Auf dem Weg dorthin kommen ihr die Welttitelkämpfe in der Schweiz gerade recht. Der Kurs mit seinen knackigen Bergen – viermal müssen die Zürichbergstraße und der Witikon hochgeheizt werden mit Spitzensteigungen von bis zu 15 Prozent – kommt einer explosiven Athletin wie der Geländefahrerin PFP sehr entgegen. Die Distanz allerdings könnte ihr zum Verhängnis werden.

„Die Umstellung wird ein herausforderndes Projekt“, meinte auch ihr künftiger Teamchef bei Visma-Lease a Bike, Rutger Tijssen. „Mountainbike ist ein sehr explosiver Sport mit einer anderthalbstündigen Belastung. Straßenrennen gehen mehr über die Ausdauer und über einen längeren Zeitraum“, erklärte er. Wie gut seine zukünftige Fahrerin im Transitionsprozess nur wenige Wochen nach dem Mountainbike-Gold in Paris ist, kann er – und mit ihm die gesamte Radsportwelt – nun beim Rundkurs entlang des Zürichsees beobachten.

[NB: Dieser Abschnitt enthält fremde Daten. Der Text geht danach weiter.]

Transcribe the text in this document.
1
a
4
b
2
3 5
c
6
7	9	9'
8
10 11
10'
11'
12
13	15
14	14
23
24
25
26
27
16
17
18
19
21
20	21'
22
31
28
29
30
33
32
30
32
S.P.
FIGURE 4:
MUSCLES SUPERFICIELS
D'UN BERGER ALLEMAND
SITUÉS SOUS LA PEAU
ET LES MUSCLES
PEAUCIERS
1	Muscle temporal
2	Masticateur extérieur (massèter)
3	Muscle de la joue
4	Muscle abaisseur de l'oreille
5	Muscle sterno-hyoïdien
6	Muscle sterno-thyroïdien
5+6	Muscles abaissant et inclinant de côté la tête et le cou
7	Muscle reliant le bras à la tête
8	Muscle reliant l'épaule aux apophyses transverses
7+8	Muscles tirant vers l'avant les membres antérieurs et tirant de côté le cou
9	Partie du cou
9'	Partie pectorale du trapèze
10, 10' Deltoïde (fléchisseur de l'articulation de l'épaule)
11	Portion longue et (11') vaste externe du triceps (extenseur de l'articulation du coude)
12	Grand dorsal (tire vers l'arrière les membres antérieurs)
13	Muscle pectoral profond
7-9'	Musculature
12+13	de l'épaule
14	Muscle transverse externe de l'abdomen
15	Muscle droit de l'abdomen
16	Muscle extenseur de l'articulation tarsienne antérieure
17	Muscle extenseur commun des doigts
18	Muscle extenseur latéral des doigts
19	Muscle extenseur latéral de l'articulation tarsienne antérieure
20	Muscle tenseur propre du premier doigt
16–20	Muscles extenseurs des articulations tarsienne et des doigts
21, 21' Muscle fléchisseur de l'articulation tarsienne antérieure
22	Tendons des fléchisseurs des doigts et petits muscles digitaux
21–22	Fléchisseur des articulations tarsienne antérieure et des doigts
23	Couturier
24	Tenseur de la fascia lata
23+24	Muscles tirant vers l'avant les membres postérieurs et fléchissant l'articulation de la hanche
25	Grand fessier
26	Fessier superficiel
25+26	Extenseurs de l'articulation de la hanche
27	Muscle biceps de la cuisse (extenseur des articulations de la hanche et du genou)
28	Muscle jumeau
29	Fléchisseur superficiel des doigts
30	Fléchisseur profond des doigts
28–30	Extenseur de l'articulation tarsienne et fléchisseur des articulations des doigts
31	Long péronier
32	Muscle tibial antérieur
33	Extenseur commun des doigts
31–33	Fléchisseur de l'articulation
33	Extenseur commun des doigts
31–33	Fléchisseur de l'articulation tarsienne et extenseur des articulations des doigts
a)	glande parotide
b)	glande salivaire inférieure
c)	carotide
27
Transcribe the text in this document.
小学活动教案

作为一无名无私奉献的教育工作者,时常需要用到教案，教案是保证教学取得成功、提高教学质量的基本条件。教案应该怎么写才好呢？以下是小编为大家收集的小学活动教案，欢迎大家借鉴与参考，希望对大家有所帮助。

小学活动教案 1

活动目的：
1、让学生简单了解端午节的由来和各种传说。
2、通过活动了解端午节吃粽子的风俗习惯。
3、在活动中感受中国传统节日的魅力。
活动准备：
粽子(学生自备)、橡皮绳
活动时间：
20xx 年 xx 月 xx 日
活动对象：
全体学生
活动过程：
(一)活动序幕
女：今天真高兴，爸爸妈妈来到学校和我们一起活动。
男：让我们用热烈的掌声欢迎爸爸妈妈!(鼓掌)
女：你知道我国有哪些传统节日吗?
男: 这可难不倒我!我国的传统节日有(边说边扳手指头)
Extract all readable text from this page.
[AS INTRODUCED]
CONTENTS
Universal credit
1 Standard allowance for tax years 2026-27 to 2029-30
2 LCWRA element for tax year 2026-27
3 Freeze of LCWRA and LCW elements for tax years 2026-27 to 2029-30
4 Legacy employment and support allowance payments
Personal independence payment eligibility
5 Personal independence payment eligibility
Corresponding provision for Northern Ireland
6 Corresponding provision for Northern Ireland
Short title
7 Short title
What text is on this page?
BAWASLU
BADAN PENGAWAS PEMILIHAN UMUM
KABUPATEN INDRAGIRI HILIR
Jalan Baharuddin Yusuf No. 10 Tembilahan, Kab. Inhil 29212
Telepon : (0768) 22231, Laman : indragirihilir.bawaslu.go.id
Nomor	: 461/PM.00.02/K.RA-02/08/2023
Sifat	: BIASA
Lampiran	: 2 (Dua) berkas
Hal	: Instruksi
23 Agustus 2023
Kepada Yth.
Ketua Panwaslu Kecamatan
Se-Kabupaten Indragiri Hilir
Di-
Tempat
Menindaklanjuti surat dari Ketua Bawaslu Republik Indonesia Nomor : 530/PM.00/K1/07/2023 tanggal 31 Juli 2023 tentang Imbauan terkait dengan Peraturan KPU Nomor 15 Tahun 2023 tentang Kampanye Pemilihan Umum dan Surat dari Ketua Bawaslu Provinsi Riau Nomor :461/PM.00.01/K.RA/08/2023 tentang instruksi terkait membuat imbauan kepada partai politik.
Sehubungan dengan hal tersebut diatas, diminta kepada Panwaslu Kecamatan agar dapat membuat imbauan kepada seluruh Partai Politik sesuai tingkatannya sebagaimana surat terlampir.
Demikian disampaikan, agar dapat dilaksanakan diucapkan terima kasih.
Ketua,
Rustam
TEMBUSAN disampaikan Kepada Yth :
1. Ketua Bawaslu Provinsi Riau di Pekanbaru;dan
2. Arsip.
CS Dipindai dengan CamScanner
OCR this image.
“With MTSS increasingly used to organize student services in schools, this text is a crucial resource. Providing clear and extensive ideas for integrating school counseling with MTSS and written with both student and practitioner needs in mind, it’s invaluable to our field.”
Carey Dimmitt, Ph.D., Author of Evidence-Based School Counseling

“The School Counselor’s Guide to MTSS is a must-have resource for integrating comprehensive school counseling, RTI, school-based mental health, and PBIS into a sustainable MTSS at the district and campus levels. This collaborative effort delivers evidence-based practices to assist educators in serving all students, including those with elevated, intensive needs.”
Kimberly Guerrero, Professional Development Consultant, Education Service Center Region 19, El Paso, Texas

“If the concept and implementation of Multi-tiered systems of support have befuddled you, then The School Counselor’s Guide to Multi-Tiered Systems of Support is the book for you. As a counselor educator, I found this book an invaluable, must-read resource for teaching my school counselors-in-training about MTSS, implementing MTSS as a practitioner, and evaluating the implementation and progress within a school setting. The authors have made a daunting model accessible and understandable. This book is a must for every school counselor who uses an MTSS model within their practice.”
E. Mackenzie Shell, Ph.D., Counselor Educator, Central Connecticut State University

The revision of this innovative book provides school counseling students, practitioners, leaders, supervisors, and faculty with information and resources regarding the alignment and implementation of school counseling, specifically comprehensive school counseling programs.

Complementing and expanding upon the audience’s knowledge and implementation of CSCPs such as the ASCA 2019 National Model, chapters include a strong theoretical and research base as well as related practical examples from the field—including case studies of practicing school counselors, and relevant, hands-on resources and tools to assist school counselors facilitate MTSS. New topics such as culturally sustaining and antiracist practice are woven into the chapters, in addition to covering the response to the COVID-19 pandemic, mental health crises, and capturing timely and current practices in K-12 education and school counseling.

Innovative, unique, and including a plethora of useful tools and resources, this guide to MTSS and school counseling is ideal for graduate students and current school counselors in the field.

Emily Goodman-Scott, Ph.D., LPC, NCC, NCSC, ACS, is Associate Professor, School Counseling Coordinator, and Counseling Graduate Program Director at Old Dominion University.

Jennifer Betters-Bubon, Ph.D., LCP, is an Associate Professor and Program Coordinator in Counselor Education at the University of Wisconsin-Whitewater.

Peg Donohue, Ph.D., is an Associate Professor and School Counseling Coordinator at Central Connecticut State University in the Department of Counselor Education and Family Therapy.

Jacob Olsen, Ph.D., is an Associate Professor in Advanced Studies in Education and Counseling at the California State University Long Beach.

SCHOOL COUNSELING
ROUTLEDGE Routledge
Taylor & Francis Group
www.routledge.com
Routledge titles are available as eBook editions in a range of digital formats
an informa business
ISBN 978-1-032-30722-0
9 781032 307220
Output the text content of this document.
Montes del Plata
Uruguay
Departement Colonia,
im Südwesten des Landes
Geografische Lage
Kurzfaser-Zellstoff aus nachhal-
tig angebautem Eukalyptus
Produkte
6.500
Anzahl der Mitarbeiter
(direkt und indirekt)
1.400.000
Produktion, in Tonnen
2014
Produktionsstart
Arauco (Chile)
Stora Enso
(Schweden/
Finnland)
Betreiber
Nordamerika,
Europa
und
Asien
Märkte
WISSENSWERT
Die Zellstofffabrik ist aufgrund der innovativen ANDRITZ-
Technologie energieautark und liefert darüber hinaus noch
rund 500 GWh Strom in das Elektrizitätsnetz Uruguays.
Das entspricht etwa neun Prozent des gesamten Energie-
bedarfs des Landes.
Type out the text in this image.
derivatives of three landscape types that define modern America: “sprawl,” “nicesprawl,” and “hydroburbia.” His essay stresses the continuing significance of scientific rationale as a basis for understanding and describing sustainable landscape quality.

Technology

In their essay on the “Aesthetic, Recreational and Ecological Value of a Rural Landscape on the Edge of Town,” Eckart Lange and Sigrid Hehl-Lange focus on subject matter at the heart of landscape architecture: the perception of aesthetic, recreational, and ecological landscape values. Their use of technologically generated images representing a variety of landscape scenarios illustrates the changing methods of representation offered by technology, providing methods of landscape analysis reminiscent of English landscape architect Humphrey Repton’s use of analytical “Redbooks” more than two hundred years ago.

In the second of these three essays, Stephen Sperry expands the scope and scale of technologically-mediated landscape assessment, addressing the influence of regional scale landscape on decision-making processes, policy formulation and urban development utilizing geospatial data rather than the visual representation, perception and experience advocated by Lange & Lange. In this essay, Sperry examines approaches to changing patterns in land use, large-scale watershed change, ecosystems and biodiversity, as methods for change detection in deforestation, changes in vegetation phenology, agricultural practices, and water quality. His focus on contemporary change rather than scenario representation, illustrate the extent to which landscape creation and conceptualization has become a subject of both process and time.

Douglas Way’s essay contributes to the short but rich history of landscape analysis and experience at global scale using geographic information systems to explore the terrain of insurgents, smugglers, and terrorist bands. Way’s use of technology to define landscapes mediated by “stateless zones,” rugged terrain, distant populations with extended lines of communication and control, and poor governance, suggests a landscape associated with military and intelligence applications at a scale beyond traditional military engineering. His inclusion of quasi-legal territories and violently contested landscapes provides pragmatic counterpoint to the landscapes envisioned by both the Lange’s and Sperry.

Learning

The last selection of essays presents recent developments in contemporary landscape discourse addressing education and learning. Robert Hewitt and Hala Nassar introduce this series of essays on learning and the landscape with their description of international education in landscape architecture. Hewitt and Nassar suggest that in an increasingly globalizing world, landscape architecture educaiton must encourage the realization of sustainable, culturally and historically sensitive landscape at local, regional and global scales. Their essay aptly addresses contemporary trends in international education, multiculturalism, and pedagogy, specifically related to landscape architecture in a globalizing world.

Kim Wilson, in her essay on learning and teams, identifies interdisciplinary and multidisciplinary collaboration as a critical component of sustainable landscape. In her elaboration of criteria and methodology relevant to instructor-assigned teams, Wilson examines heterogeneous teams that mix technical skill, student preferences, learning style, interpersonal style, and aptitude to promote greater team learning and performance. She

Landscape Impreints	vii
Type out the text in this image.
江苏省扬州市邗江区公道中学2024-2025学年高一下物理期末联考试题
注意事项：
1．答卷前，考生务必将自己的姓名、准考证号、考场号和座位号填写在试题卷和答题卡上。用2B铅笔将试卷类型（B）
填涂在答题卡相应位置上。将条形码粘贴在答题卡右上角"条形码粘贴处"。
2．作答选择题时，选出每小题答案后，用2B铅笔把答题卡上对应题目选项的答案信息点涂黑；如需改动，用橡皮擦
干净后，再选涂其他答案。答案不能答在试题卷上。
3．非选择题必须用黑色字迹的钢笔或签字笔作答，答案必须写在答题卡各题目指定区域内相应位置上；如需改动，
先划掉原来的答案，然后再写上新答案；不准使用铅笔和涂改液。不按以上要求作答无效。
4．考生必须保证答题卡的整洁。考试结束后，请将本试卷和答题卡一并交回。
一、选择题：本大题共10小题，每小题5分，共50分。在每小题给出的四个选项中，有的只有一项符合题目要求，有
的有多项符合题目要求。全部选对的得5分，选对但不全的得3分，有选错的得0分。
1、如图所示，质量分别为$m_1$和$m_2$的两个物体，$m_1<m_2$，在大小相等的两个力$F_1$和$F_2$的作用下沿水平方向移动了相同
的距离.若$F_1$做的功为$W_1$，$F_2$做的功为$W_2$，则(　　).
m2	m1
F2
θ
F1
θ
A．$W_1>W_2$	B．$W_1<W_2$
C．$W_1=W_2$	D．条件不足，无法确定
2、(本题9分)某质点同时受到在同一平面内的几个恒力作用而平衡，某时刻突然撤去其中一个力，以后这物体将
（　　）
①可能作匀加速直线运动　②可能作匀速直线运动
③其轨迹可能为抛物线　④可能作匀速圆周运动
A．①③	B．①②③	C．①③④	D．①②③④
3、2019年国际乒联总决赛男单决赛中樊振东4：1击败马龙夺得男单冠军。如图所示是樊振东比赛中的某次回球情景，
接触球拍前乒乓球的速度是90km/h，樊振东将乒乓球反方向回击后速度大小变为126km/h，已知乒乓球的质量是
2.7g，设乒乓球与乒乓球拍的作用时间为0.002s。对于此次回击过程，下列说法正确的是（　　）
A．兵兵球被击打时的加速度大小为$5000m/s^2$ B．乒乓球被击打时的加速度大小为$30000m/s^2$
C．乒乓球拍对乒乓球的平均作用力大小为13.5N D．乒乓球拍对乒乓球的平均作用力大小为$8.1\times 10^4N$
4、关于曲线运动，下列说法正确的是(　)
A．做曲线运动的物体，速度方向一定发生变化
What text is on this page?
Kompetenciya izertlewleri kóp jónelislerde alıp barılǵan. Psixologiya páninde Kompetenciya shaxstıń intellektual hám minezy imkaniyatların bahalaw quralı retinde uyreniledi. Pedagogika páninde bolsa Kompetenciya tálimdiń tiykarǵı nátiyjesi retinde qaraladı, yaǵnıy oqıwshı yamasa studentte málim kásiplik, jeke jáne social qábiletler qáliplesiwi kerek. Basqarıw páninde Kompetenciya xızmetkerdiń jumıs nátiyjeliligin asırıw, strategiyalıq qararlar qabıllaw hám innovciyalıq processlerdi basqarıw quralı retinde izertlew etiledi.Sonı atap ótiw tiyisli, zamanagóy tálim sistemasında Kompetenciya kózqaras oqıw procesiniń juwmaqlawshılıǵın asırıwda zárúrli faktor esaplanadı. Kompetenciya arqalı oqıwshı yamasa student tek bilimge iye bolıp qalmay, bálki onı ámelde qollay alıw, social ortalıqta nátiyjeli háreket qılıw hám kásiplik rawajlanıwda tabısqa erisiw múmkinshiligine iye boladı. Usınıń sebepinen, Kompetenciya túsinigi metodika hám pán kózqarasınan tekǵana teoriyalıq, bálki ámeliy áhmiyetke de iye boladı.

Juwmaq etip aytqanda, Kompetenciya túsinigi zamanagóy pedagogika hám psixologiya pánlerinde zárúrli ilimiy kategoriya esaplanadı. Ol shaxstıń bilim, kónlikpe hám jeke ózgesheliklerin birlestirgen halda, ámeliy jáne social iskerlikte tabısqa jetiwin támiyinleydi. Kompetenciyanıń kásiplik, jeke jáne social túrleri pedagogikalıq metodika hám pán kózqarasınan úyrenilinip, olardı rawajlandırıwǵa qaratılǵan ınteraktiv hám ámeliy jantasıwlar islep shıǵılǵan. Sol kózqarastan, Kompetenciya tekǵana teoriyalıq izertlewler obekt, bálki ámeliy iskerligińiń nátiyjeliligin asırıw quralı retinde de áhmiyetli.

Die Konkurrenz, allen voran die letzten Tour-de-France-Siegerinnen Kasia Niewiadoma und Demi Vollering, dürfte darauf brennen, der hochdekorierten Rückkehrerin schnell die Fortschritte der gesamten Straßenszene aufzuzeigen. Unklar ist auch, welchen Status Ferrand-Prevot im französischen Team hat und welche taktische Aufgabe ihr zugedacht ist. Mit der früheren Tour-Vierten Juliette Labous und der einstigen Gewinnerin des Nachwuchstrikots bei dieser Rundfahrt, Cedrine Kerbaol, stehen bereits Athletinnen mit Medaillenchancen im Kader. Aber vielleicht ist Ferrand-Prevot ja auch im Wechsel zwischen den Disziplinen so Extraklasse wie sie es zuletzt im Gelände war.